Marriage. Marriages are strictly monogamous, but marriage is not regarded as a permanent, lifelong relationship. Separation or divorce followed by a long-term relationship with a new partner is extremely common. For first marriages, marriage in San Bartolomé traditionally was arranged by a ritual exchange of visits and gifts between the parents of the bride and the groom. Girls usually were 14 or 15 at the time of an arranged marriage; boys married at 18 or later. Traditional arranged marriage is now rare, and marriages occur later. Marriage today includes civil marriage before municipal authorities, and church marriage, which by law requires civil marriage first. The relationship of a man and a woman who live together openly without any marriage ceremony is legally and socially equivalent to marriage with regard to the property and inheritance rights of both the couple and their children, as well as in the establishment of affinal links. If such a couple later separates, the rights of their children to support and inheritance from both biological parents continue. Despite Catholic doctrine, divorce and remarriage are as common for couples married in church as for anyone else.
At first marriage, newlyweds move in with an established domestic group, almost always that of a close relative of the bride or the groom. Preference is given to virilocal residence, but other arrangements are possible. Residence with relatives usually is for a limited time only, and most couples move to their own separate residence after the birth of their second child. For second and succeeding marriages, residence is usually neolocal.
Domestic Unit. The basic domestic and economic unit in San Bartolomé society is the household. A household usually contains a married couple at its center, together with their never-married children. Other spouseless adult relatives of the central couple may also function as members. Some households do not include adult men, but every man belongs to a household that includes an adult or nearly adult woman. When more than one married couple resides in a single house, they form separate households. Two coresident households under the same roof cook and eat separately and control their own funds and stored maize.

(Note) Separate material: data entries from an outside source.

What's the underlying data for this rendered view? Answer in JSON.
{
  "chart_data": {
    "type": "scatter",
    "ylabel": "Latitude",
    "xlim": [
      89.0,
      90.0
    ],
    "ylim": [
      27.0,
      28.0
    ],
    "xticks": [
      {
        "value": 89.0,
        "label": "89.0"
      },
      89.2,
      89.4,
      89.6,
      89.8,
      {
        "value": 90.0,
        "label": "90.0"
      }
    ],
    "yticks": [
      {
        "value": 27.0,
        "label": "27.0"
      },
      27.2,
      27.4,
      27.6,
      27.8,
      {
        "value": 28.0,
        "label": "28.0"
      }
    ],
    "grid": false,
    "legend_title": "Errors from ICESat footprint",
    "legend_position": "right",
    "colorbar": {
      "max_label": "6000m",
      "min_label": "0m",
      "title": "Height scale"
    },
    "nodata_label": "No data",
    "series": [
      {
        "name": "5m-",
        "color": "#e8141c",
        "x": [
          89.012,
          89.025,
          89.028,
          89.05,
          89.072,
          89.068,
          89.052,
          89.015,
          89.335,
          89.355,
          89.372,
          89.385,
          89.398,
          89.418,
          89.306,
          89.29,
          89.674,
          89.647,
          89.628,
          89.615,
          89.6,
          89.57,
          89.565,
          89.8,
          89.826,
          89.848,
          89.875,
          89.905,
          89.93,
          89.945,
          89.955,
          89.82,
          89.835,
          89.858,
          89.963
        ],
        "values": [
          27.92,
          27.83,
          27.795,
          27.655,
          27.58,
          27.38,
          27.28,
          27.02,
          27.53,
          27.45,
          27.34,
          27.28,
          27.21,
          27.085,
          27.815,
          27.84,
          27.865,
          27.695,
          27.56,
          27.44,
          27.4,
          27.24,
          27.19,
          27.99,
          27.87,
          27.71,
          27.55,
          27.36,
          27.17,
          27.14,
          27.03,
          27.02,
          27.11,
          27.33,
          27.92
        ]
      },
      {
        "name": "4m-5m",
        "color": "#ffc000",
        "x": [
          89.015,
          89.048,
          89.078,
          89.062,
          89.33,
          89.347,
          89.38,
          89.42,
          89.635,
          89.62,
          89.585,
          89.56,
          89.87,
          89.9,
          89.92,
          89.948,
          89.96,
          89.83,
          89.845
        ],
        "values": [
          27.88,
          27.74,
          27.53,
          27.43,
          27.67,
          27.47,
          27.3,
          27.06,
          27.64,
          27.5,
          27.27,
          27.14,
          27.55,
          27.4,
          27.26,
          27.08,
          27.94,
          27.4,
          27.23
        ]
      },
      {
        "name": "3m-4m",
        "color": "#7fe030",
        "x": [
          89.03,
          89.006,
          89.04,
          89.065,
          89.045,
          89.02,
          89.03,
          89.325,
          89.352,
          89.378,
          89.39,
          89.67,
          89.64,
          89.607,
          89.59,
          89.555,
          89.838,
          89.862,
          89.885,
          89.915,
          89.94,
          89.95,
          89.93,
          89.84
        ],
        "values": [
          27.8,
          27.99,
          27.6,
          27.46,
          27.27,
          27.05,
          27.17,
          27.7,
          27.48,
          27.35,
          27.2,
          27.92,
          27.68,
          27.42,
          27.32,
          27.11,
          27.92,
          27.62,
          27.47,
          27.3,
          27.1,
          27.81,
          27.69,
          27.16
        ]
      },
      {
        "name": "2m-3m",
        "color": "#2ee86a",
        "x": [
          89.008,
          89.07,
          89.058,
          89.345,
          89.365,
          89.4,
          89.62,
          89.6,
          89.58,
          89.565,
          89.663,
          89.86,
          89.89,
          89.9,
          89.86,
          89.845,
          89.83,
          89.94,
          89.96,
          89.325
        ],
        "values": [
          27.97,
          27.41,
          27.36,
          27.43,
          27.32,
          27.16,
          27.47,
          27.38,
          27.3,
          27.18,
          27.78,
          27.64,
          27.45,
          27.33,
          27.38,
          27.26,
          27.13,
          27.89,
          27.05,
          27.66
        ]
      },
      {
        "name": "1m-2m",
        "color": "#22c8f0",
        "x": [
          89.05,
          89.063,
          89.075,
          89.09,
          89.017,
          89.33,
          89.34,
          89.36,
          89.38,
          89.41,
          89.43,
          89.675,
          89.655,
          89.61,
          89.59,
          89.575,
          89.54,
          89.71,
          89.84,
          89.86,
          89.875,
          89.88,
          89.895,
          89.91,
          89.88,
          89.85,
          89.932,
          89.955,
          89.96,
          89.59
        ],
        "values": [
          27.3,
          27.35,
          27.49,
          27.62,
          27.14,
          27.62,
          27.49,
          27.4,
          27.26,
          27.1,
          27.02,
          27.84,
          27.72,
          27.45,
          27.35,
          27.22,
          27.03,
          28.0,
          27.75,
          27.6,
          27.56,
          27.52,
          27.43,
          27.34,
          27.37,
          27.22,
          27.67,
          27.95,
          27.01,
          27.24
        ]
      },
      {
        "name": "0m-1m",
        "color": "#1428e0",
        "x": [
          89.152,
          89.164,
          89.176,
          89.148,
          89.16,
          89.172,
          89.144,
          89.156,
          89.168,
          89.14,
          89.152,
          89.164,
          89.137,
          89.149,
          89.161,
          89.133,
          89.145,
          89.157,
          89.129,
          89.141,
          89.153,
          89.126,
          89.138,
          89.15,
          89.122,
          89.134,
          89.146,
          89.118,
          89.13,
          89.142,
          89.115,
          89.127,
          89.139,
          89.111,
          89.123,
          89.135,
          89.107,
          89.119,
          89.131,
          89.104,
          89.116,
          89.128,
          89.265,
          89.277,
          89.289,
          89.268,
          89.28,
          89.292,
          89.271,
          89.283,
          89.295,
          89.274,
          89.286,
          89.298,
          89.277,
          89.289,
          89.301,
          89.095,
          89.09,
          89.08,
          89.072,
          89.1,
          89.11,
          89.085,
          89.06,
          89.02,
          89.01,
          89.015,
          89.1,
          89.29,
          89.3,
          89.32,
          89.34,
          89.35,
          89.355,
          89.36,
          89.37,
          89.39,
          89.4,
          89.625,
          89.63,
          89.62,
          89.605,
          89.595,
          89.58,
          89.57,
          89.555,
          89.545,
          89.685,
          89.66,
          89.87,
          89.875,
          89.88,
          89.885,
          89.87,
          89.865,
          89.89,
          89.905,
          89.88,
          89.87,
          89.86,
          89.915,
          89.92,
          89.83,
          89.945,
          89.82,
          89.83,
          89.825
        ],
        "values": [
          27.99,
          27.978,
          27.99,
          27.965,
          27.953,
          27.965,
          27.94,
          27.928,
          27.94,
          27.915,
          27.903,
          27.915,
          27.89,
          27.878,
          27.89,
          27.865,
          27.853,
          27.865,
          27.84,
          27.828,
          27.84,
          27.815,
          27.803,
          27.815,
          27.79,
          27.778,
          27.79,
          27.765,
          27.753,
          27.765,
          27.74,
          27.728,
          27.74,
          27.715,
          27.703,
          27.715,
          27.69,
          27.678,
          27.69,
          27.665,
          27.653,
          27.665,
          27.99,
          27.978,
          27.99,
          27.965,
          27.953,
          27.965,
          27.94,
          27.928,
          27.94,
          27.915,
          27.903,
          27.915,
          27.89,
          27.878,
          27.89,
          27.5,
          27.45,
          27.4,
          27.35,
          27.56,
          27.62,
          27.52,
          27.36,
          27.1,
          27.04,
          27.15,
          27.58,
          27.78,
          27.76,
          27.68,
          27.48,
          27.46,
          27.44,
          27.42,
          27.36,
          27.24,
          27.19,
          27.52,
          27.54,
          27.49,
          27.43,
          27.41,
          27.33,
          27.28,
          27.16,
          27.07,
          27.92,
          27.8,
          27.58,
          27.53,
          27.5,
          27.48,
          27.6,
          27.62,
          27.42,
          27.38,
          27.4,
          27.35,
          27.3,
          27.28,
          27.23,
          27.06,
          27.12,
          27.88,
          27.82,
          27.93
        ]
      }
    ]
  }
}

Inheritance. All children, male and female, of a deceased property owner are regarded as being entitled to equal shares in inheriting land, houses, and personal property. The spouse is usually excluded from inheritance as such, but title to jointly owned property remains exclusively with the surviving spouse. The spouse's children by another marriage, even if they were living with or being supported by the deceased at the time of death, are not entitled to a share of the estate. Older individuals may convey real estate or major possessions to individual heirs while alive, but both custom and legal practice hold that other heirs are entitled to equivalent shares of property when the owner dies. The anticipatory heir may keep the property without division if the transfer was in payment for services rendered.
Socialization. At about the age of 3, or when their next younger siblings are born, children are given over to the care of siblings aged 5 or 6 or more. When newlyweds move in with relatives, children of other coresident households are available for child care when the time comes. Neolocal residence is sought when a couple's first child is old enough to care for a younger sibling. Deference to one's elders is fundamental in all social interaction. At all ages, younger people are not supposed to initiate interaction with their elders, or ask questions unless conveying the request of an older person. Discipline usually is by scolding or ridicule, but physical punishment is sometimes used.
Children are expected to learn new tasks by observing others and by following instructions and orders from their elders. Boys are taken to the maize fields beginning at age 10 or 11, where they work under their fathers' direction. Under virilocal residence, a mother-in-law is a disciplinarian to her coresident daughter-in-law, but also is responsible for teaching her the fine points of weaving and other domestic skills. In the late twentieth century most Indian children have been expected to attend formal school at least through sixth grade. School classes are conducted in Spanish, and most teachers do not speak Tzotzil.